Gov. Rick Scott signed the Legislature’s plan to redraw the state’s congressional districts Thursday, likely paving the way for more lawsuits surrounding the once-a-decade redistricting process, reports Brandon Larrabee of the News Service of Florida.
Scott’s office quietly announced the move in the afternoon without comment. A letter from Scott to Secretary of State Kurt Browning simply said the bill (SB 1174) had been signed.
The signing was expected; Scott was largely hands-off during the redistricting process and hadn’t given any signs he might veto the plan.
But the measure has already been challenged by the Florida Democratic Party in court, and a coalition of voting-rights groups said after the Senate gave the maps final approval that they would follow suit pending Scott’s signature. A spokesman for the groups — which include the League of Women Voters of Florida, The National Council of La Raza and Common Cause — did not immediately respond to a request for comment.
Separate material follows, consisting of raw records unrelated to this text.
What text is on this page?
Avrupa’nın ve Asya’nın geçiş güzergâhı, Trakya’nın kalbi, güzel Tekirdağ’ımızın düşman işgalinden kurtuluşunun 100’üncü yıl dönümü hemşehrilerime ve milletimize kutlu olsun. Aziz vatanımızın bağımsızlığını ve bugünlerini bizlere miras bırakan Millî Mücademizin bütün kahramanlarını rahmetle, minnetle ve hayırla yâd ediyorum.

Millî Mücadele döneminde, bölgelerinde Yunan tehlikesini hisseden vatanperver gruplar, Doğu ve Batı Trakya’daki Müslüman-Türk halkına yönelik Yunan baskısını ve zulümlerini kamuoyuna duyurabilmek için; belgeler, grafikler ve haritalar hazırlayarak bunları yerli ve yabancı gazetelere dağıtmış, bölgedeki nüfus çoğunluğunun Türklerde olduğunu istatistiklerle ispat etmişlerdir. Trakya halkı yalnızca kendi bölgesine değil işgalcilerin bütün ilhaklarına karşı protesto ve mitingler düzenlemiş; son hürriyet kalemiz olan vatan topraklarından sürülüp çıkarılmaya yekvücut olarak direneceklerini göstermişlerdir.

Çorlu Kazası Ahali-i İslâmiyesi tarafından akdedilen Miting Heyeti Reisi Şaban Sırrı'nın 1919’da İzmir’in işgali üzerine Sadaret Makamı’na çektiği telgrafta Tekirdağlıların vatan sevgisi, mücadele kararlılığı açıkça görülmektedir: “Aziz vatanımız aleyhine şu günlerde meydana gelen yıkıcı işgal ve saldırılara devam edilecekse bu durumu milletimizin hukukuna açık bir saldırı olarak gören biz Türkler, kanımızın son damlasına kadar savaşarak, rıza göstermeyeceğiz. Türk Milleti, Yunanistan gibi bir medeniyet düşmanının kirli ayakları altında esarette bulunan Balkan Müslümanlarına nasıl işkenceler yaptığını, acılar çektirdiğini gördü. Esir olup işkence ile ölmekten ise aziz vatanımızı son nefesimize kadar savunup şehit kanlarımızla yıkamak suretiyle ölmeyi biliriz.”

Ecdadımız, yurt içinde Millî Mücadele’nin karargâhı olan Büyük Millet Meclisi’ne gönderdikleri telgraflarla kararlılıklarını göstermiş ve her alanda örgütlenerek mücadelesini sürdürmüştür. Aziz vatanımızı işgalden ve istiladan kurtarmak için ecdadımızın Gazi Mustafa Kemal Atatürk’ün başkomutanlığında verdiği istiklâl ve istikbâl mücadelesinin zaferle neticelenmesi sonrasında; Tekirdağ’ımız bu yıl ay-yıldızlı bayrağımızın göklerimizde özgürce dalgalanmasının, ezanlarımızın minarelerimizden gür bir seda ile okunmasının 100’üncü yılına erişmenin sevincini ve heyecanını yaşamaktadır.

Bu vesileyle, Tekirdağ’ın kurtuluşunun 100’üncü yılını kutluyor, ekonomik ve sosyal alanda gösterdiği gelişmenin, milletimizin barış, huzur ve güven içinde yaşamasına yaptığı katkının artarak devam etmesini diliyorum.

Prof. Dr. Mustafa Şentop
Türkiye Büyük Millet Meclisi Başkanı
The groups intend to challenge the maps under the anti-gerrymandering Fair Districts amendments, approved by voters in the 2010 elections. Those standards require lawmakers to draw the maps without regard for how they might impact incumbents or political parties.
The groups’ planned lawsuit says the bill “is filled with unconstitutional political gerrymanders intended to favor one political party and certain incumbents, while disfavoring the other political party and other incumbents.”